My family did not patronize Baltimore's suburban shopping centers in the days after Thanksgiving. We were downtown people and adhered to the customs of the day. I watched the old Hochschild-Kohn Toytown Parade from the curb at Maryland Avenue and 29th Street; a night or two later, we drove downtown while the stores were closed and took in the window displays.
Finally, days later, we might begin Christmas shopping, possibly with a breakfast at the Read's drugstore, one of the anchors of the busy Howard and Lexington corner. Breakfast at Read's included a buttered and grilled strudel-like pastry. In a recent column I called them "nut sticks," but the name on the menu was different. There was nothing stick-like about them. They were a rectangular pastry that packed an amazing taste. Many readers commented on this Baltimore breakfast delicacy.

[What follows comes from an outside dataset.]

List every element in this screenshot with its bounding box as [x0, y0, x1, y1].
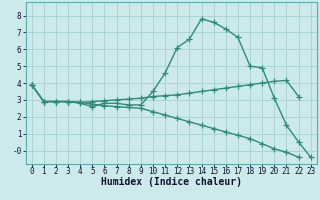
- X-axis label: Humidex (Indice chaleur): Humidex (Indice chaleur): [101, 177, 242, 187]
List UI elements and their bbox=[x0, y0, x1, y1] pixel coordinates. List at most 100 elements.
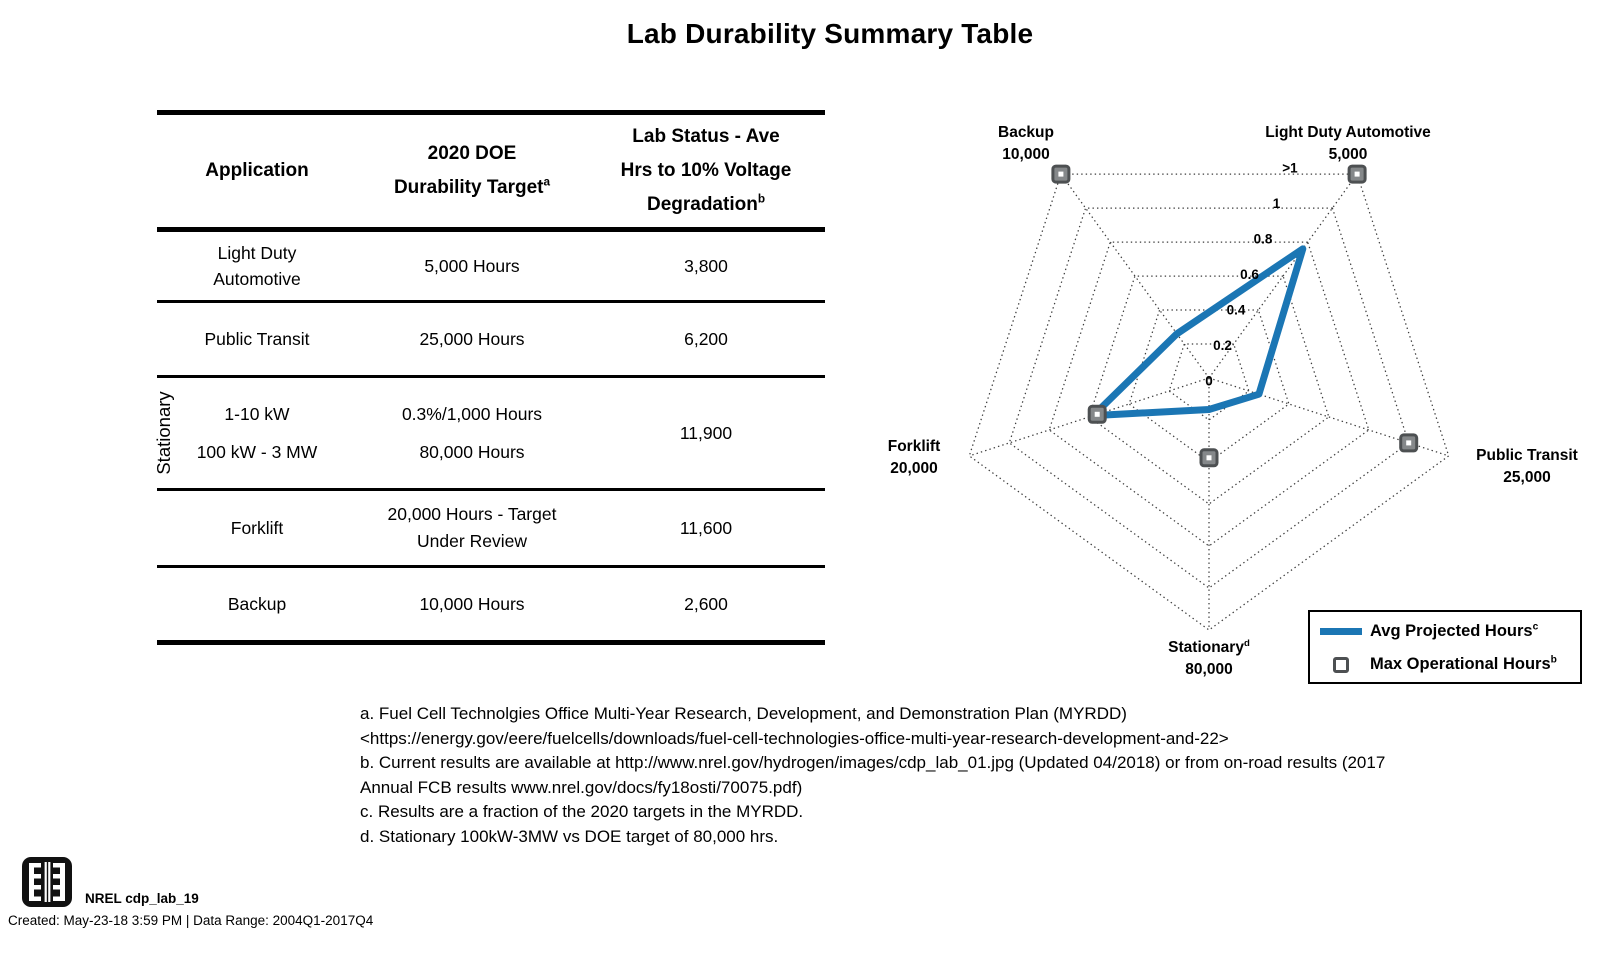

A few weeks ago, I heard from Joe Nattans, a definitive voice on Read's history. His family owned the Read Drug and Chemical Co., and he once managed the flagship store at Howard and Lexington streets.
"The heated and buttered 'nut sticks' which you referred to were titled 'cinnamon sticks' by our commissary and also because of their popularity, were sold in a six-pack wrapped for take-home. I loved them too," he wrote.
He then related the origin of the cinnamon sticks. "When my grandfather was visiting in Germany, he entered a bakery and was so impressed with the products that he hired the three bakers and brought them to Baltimore to guide the baking in our commissary," he wrote. "We prepared a great deal of our food products in the commissary early in the morning and trucked them to the stores daily before opening to maintain quality and freshness. There were many special recipes used for soups, salads and crab cakes."
Nattans added, "The one thing I don't miss is unloading the warehouse delivery truck every two weeks at 4:30 a.m. and hauling merchandise up to the fourth-floor stockroom. This was obviously done so that the tractor-trailer would not obstruct rush-hour traffic."
He said he had a lot of pleasant customers in those days. The store had three distinct, busy eateries. Nattans recalls the most popular spot was the balcony (where I first downed a cinnamon stick) that overlooked the main selling floor. There was a classic soda fountain just off the main door and the basement-level Town and Country Room.
I began many a morning or later coffee break with a cinnamon stick until the Nattans family sold their business to Rite Aid and the commissary closed in the mid-1970s, a bleak time for local retailers who had their own, distinctive bakeries. Both Hutzler's and Hochschild's, the department stores, had amazing baking departments.
I'll now connect some personal dots about the cinnamon stick. About a decade ago, I wrote the obituary of Otto J. Kruppa, one of the Read's bakers. He kept a diary that filled in many of the missing pieces of the cinnamon stick story. His family told me he brought his buttery confection from Switzerland, where he learned the recipe as an apprentice.
He was born in Grunewald, Germany, and raised on a farm where his family grew potatoes and raised workhorses. He went through a baking apprenticeship that took him to Basel, Switzerland, and obtained the formula for the flaky raisin, cinnamon and nut-studded pastry that became his signature confection. World War II intervened, and he was the only member of his family left outside the Iron Curtain when it was established. He never saw his parents again, and only rarely did he see a sibling.
He crossed the ocean on the SS United States in 1955 and settled in Baltimore. His nut-cinnamon bun appeared on the menus of the 58 Read's drugstore soda fountains and restaurants. They sold for 20 cents each. He also baked layer cakes and other desserts for the drugstore chain. After Read's ceased to be Read's, he baked for Mars Supermarkets. He died of a stroke while preparing to go to an Oktoberfest celebration.